EL ARBOL DE LOS ZUECOS
“El árbol de los zuecos” es, sobre todo, la recuperación decidida, pero lúcida del conjunto de cualidades campesinas donde se apoyaban aquellos valores que daban sentido la vida, años atrás. Olmi jamás las absolutiza como algo definitivamente positivo, según veremos más adelante. Pero insiste con descaro en que farnilia, fraternidad y religión, vividas serenamente en la plenitud de la Naturaleza, constituyen adquisiciones vitales que, adecuadas al devenir del tiempo, es imposible echar por la borda. So pena de quedarnos sin puntos de referencias sustituyéndolos por una sofisticación intelectualista “á la page». Contra toda moda, contra el baile de las ideologías, Olmi deja caer su mirada sobre esa pequeña comunidad lombarda de 1897, que en los estrechos límites de su granja, sometida a las estaciones y a la voluntad del amo, vive, ama, trabaja, muere y, al final, adquiriendo prodigiosas dimensiones histórico-políticas, se abre a la transformación de la
sociedad finisecular por medio de la cultura y de la injusticia concienciada. Es el retorno al comienzo precisamente cuando se está engendrando algo nuevo, en ese ciclo en cadena que es la existencia humana. Olmi, de esta manera, evita el conflicto de clases que inmediatamente va a estallar por toda Europa. Pero nos recuerda que si el conflicto era lógico, también debemos recordar los orígenes antropológicos donde se gestaron las futuras hazañas: en la vida campesina, familiar, fraterna, religiosa, cuando el hombre y la Naturaleza eran una sola cosa.
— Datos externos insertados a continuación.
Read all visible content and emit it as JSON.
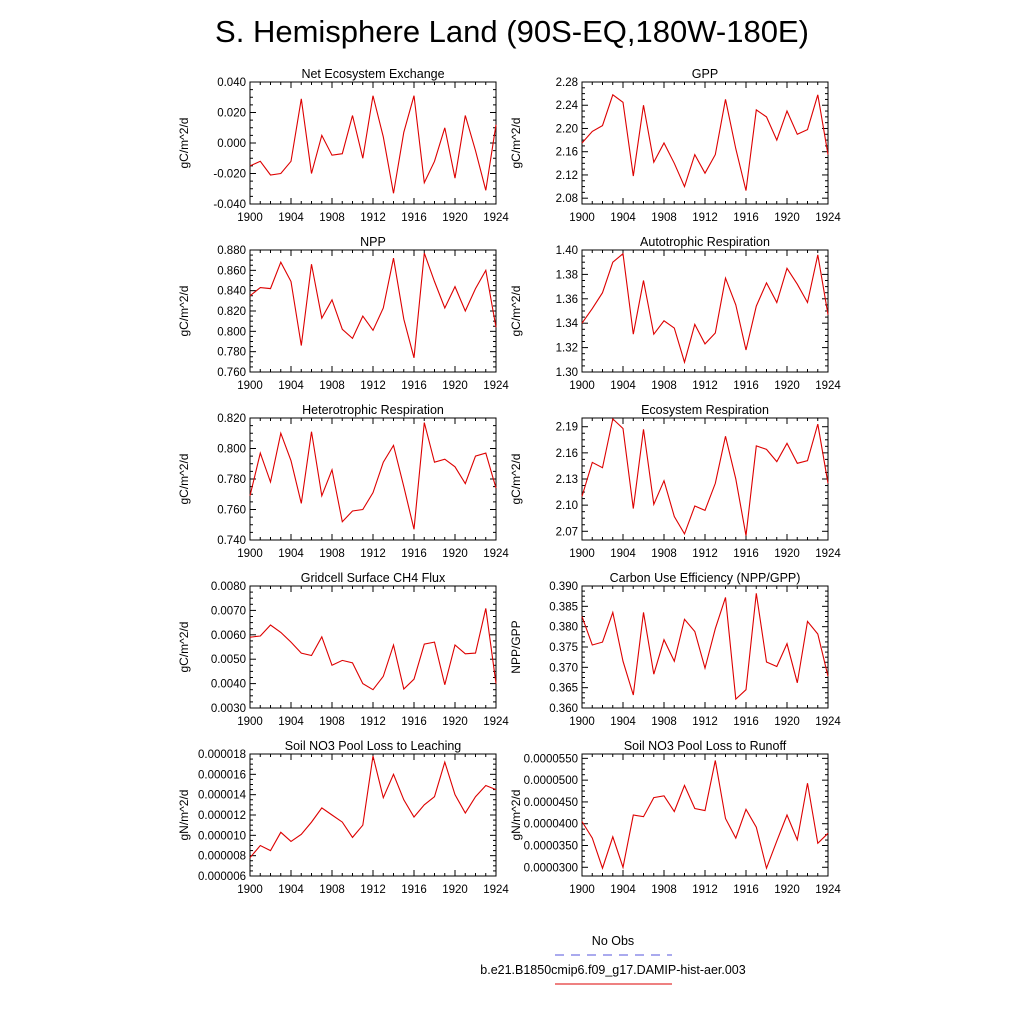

Nos cuenta el director que «El árbol de los zuecos» nació, hace más de treinta años, de sus estancias estivales con su abuela en Treviglio. Tenía tomadas unas notas posteriores, recuerdos infantiles, que ahora se transforma en imágenes. Nada pudo borrar el impacto de aquellas experiencias, cuando el espíritu intuye con una limpieza singular dónde está la verdad de las cosas y de los hombres. Olmi, desde su atalaya obrerista, vivida en carne propia, supo sobrevolar la indgnación indiscriminada y evitar la obra fílmica panfletaria. En lugar de esta postura, se ha acercado al pasado en búsqueda de las fuentes de la vida, sin mimetismo pero sí con reconocimiento humilde. Y ha acabado diciéndonos que ahora, cuando Batisti y Minek ya han realizado su revolución, culta e iracunda, es preciso mirar hacia ese «atrás» lleno de valores profundos, todo lo adecuables que se quiera, pero, a fin de cuentas, permanentes.
«El árbol de los zuecos» nos reconcilia con el cine porque nos reconcilia con la vida. Y en nuestra retina permanecen todavía esos personajes extraídos del campo bergamasco, únicos protagonistas del filme. En ellos se esconde una extraña sabiduría, pérdida en el asfalto.
Norberto Alcover (extractado de “Cine para leer” 1979.